1. Does the rate of success of X differ between the two versions?
2. Does the average value of  Y differ between the two versions?
3. Does the average time to event Z differ between the two versions?

Those are just the most commonly used methods.

The frequentist statistical hypothesis testing framework is based on a conceptually simple idea: assuming that we live in a world where a certain baseline hypothesis (null hypothesis) is valid, what’s the probability of obtaining the results we observed? If the probability is very low, i.e. under a certain threshold, we gain confidence that the effect we are seeing is genuine.

To give you a concrete example, say I have reason to believe that the average battery duration of my new phone is 5 hours but the manufacturer claims it’s 5.5 hours. If we assume the average battery has indeed a duration of 5.5 hours (null hypothesis), what’s the probability of measuring an average duration that is 30 minutes lower? If the probability is small enough, say under 5%, we “reject” the null hypothesis. Note that there are many things that can go wrong with this framework and one has to be careful in interpreting the results.

Telemetry histograms are a different beast though. Each user submits its own histogram for a certain metric, the histograms are then aggregated across all users for version A and version B. How do you determine if there is a real difference or if what you are looking at is just due to noise? A chi-squared test would seem the most natural choice but on second thought its assumptions are not met as entries in the aggregated histograms are not independent from each other. Luckily we can avoid to sit down and come up with a new mathematically sound statistical test. Meet the permutation test.

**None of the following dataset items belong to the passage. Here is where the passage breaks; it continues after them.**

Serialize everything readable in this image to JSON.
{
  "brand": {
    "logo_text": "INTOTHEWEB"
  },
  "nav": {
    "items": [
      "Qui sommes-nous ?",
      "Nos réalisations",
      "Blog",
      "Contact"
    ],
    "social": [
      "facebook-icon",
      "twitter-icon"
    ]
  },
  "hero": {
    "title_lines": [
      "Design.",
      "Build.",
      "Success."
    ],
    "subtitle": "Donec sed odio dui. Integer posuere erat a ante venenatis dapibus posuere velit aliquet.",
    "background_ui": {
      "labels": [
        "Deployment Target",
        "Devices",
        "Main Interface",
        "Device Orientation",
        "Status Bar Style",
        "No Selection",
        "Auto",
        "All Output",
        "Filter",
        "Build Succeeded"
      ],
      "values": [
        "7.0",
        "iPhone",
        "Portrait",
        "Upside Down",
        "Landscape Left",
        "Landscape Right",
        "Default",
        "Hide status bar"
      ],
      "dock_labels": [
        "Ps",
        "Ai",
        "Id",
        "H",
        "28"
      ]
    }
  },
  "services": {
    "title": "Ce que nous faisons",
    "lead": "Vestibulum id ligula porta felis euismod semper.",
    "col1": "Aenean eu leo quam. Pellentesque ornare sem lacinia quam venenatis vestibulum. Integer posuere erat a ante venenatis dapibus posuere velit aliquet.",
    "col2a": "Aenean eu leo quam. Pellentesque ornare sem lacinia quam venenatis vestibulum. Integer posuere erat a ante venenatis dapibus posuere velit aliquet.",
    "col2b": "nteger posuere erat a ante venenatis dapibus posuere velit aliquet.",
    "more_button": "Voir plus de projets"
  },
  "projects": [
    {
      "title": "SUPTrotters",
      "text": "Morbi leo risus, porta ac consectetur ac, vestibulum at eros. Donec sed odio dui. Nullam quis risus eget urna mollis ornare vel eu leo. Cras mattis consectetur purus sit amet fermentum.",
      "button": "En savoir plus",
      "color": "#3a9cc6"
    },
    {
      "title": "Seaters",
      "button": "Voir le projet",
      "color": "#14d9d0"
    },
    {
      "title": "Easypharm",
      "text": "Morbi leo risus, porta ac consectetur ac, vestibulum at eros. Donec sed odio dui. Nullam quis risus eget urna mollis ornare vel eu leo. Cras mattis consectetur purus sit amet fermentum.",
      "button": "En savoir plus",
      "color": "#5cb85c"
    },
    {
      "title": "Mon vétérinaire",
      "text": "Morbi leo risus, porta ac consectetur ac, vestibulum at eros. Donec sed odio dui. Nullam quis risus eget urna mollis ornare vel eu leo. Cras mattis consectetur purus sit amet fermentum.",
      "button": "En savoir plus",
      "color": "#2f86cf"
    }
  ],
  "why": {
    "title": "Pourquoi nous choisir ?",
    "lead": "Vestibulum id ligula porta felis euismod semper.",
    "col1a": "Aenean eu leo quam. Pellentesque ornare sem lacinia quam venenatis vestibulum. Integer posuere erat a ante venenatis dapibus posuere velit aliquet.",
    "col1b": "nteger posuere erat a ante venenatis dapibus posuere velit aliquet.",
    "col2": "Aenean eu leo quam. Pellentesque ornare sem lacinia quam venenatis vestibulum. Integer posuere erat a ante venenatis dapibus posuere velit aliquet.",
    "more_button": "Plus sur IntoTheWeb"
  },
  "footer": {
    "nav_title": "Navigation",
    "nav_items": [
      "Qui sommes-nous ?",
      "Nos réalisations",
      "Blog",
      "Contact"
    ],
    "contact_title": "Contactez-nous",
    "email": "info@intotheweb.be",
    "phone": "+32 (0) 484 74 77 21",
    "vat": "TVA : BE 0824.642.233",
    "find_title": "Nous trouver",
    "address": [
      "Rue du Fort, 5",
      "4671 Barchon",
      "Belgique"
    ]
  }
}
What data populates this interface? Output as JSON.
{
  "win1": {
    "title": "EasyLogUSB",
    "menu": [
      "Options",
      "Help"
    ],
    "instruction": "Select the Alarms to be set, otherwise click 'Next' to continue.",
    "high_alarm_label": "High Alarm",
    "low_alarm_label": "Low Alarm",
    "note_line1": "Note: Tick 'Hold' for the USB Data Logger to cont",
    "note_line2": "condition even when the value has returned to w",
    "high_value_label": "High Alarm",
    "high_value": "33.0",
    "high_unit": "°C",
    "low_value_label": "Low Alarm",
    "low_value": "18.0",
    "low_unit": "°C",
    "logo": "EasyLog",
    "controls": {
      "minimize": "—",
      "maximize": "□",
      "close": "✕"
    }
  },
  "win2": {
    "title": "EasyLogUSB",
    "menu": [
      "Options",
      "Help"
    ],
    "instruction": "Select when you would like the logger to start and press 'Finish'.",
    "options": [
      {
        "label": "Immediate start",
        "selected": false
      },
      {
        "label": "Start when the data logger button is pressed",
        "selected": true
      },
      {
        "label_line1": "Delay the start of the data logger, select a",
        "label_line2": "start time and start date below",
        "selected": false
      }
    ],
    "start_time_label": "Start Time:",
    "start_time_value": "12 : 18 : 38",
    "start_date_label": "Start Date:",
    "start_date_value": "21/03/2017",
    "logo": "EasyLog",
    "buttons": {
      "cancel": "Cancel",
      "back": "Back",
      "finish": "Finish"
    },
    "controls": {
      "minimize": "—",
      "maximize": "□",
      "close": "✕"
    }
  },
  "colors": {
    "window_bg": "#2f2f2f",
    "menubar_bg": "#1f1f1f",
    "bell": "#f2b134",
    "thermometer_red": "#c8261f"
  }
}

Say you have a sample of metric $M$ for users of version A and a sample of metric $M$ for users of version B. You measure a difference of $d$ between the means of the samples. Now you assume there is no difference between A and B and randomly shuffle entries between the two samples and compute again the difference of the means. You do this again, and again, and again… What you end up with is a distribution $D$ of the differences of the means for the all the reshuffled samples. Now, you compute the probability of getting the original difference $d$, or a more extreme value, by chance and welcome our newborn hypothesis test!

Going back to our original problem of comparing aggregated histograms for the experiment and control group, instead of having means we have aggregated histograms and instead of computing the difference we are considering the distance; everything else remains the same as in the previous example:

```
def mc_permutation_test(xs, ys, num):
n, k = len(xs), 0
h1 = xs.sum()
h2 = ys.sum()

diff = histogram_distance(h1, h2)
zs = pd.concat([xs, ys])
zs.index = np.arange(0, len(zs))

for j in range(num):
zs = zs.reindex(np.random.permutation(zs.index))
h1 = zs[:n].sum()
h2 = zs[n:].sum()
k += diff < histogram_distance(h1, h2)

return k / num

```

Most statistical tests were created in a time where there were no [fast] computers around, but nowadays churning a Monte-Carlo permutation test is not a big deal and one can easily run such a test in a reasonable time.